At 8 PM, sg was 210, ate 202 grams of pizza (estimated this was 100 grams carbohydrate).
At 10 PM, I took 10 units glargine.
At 11 PM, sg was 200, I took one unit Aspart.

At 1 AM, still sg 200, took 1 unit aspart and went to bed.
Overnight, the Dexcom showed a drop to 120 at 5 AM followed by an upwards drift.
Got up at 9 AM to an sg reading 147 and a bg of 7.3 ( = 131.4) had some broccoli with cooking water which I estimated to be about 5 grams carbohydrate. This resulted in a sharp rise.
At 9:40 AM, sg 171 with a 45 degree up arrow, I took 1 unit aspart. Blood sugar peaked around 185 and then dropped.
At 1:40 PM, sg 126 ->, I took 2 units aspart and ate a piece of pizza which I estimated to be 20 grams of carbohydrate. My sensor showed no spike at all but a very gentle rise, and I went high (above 160) at 4 PM.
At 4:35 PM, sg 171 rising, I took 5 units aspart.
At 5:25 PM, sg 161 with an arrow straight down, I ate about 40 grams carbohydrate of cinnamon bread and sweet roll. My blood sugar dropped to about 100, banked, rose to 140, fell gently.

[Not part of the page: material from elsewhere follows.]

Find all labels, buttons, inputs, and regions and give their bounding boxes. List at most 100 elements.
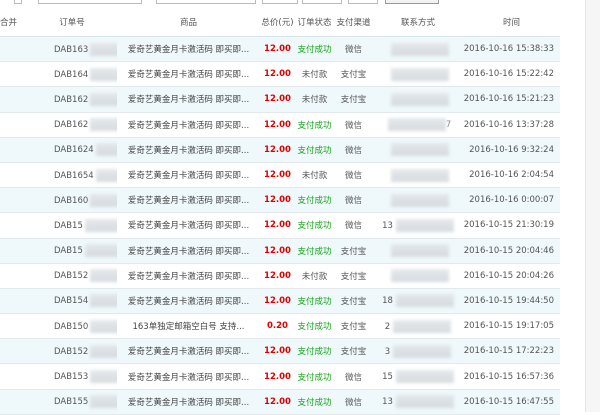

At 8:25 PM, bg 6.8 (122) I took 6 units aspart and ate 3 cups of beans (about 24 grams carbohydrate), 3/4 cups of couscous (about 30 grams carbohydrate), and five frozen strawberries.
At 10:15 PM, I took 11 units of glargine because the trend seemed to have been upwards.

Right now it's half past midnight on Tuesday and my sensor is saying 157-> but showing a slight rise. I'm contemplating taking a unit aspart (Novolog).